After The Man-Machine show, we did an anecdotal audit in the foyer to find out who else had a shameful micro-sleep moment around the 40-minute mark. As it turned out, everyone (in the small sample we spoke to). Was it eye-strain from all that three-dimensional wonderment that caused our sudden onset of tiredness? Was it the dark, reverent room? Or did we simply have too many beers in the foyer beforehand? No, as one guilty nodder pointed out, “I think I was in a trance!”

Somehow four middle-aged men in figure-hugging body-suits was the coolest thing ever

There’s something unreal about watching a deadpan Ralf Hütter singing “we are the robots” just 50 metres in front of you.

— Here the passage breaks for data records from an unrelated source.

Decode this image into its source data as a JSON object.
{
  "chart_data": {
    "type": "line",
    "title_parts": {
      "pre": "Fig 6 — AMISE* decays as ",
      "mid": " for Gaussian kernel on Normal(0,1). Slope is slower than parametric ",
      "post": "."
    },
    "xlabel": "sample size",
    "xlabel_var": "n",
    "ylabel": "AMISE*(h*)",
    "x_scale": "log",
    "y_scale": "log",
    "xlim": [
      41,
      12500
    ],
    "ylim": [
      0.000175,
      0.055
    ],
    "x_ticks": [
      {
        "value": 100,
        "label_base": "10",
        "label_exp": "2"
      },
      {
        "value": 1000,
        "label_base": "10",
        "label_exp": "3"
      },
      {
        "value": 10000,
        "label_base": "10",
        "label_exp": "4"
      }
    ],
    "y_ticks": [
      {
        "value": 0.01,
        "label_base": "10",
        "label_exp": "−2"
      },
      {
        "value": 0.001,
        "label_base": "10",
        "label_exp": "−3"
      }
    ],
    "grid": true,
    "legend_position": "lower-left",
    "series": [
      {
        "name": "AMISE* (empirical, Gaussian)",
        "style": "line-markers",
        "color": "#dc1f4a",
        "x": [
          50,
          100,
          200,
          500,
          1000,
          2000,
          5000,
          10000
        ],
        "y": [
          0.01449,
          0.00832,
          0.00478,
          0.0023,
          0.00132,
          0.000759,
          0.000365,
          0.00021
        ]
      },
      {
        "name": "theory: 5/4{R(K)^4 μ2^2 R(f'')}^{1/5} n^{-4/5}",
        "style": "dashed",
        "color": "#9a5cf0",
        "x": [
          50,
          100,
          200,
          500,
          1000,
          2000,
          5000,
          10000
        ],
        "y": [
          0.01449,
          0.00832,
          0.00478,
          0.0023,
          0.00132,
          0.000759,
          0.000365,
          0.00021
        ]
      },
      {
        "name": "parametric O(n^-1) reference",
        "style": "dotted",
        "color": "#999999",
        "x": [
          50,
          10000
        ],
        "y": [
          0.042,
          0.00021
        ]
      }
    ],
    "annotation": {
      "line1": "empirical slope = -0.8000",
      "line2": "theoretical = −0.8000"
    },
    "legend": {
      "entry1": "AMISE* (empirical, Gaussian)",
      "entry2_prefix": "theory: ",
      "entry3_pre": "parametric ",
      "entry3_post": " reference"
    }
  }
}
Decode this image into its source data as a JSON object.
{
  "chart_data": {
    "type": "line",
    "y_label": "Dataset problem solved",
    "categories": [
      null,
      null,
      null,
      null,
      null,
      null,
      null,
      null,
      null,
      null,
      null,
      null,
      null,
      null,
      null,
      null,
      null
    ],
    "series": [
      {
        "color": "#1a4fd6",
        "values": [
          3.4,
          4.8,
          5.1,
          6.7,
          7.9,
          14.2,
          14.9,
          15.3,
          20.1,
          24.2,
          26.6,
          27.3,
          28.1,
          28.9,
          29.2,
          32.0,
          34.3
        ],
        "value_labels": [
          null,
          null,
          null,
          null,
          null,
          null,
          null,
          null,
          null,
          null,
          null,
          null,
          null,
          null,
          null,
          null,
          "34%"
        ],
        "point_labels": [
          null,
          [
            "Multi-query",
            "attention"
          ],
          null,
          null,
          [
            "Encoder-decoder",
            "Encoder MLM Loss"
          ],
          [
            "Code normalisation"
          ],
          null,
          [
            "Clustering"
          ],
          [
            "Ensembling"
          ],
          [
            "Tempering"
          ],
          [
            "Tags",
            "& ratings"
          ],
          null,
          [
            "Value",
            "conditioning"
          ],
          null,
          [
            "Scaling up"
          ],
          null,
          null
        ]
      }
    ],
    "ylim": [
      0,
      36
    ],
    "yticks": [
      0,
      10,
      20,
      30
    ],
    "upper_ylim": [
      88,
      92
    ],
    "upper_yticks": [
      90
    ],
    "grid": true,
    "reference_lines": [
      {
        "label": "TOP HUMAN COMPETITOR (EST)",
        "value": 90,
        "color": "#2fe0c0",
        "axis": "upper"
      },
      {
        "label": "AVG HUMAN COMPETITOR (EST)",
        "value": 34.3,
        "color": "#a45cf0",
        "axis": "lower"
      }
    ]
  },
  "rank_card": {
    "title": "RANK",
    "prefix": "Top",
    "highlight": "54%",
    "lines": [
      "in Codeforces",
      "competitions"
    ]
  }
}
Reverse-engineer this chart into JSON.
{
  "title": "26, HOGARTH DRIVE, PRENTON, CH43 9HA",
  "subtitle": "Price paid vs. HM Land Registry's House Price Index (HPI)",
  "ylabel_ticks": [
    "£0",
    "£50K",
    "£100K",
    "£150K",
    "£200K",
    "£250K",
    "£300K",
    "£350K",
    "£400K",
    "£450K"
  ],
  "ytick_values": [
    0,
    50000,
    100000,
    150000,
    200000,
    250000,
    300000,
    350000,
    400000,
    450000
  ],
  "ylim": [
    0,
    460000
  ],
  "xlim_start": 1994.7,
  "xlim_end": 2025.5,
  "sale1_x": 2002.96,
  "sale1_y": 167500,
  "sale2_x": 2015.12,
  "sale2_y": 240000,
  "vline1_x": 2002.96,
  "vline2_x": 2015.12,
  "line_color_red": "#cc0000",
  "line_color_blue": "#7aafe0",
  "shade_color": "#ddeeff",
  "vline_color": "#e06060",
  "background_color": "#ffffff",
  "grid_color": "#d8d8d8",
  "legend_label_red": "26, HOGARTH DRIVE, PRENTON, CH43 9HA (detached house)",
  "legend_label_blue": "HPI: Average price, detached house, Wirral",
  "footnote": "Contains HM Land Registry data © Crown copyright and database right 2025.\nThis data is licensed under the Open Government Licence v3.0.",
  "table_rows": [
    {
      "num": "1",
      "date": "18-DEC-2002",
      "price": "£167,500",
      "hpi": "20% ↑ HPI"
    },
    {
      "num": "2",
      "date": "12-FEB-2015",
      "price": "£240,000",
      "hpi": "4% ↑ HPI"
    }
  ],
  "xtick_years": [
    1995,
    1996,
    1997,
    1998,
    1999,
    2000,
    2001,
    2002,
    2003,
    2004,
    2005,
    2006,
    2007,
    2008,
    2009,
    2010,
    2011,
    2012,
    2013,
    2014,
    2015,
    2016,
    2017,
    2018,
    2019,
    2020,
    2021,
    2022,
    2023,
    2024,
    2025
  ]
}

Since the departure of Florian Schneider, Hütter’s the only original member in a line-up that now includes Fritz Hilpert, Henning Schmitz and Falk Grieffenhagen, but it’s still Kraftwerk in the building.

It’s a prerequisite that you must look fetching in a sci-fi jumpsuit, like something Andy Serkis might wear on the set of The Hobbit. As ever, interaction between the members was minimal, save for the odd sideways smile or quizzical look. Leg-jiggling was permissible, fist-pumps still discouraged. Newest member Grieffenhagen on the furthest right is the group’s visuals guru, and there were stretches where he’d stand, almost unmoving, transfixed by the controls in his lectern (the open laptops of previous tours have now been streamlined into an entirely-hidden console).

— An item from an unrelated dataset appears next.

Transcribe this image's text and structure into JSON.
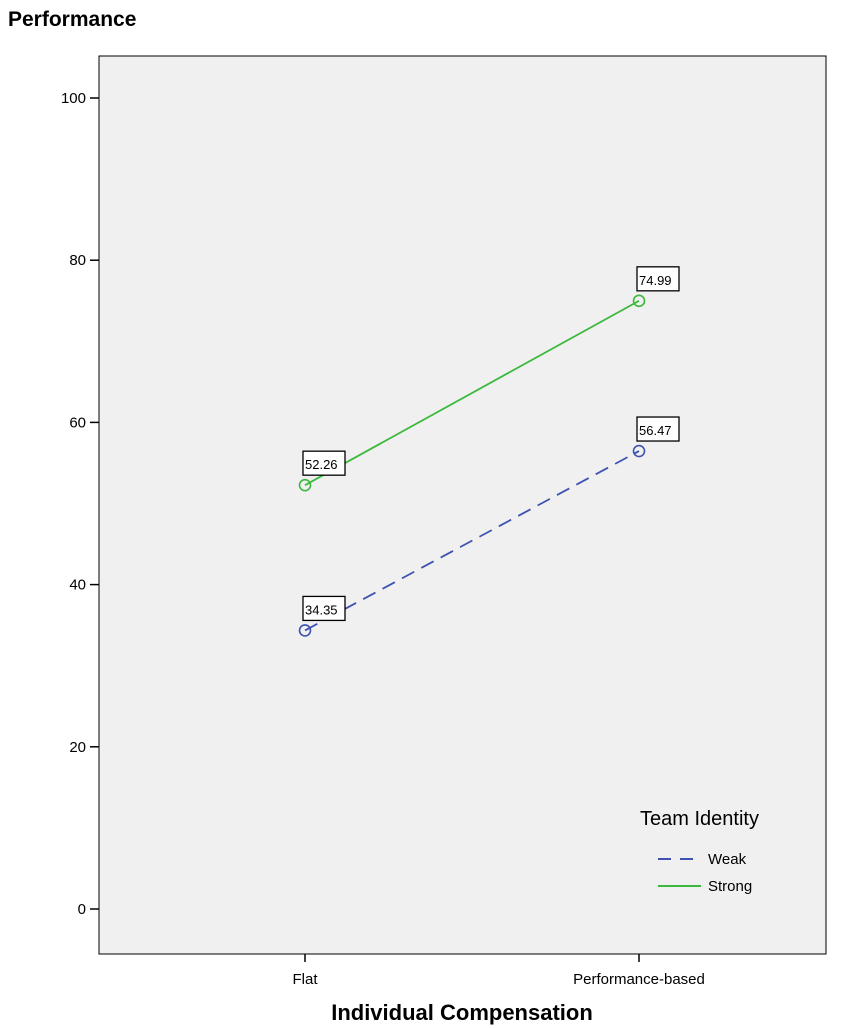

When it came time to leave the stage, Kraftwerk went one-by-one after delivering their iPad-solos, stepping into a dramatic pool of light on the stage to bow. From right to left, the cheers grew louder, crescendoing on Hütter’s departure. It was an oddly emotional moment. Then, incongruously, they had to return and “turn back on the machines” for the encore. After another welcome 3D trip, Kraftwerk-circa-2013 filed off in their black Spiderman suits, with the contented look of unlikely superheroes.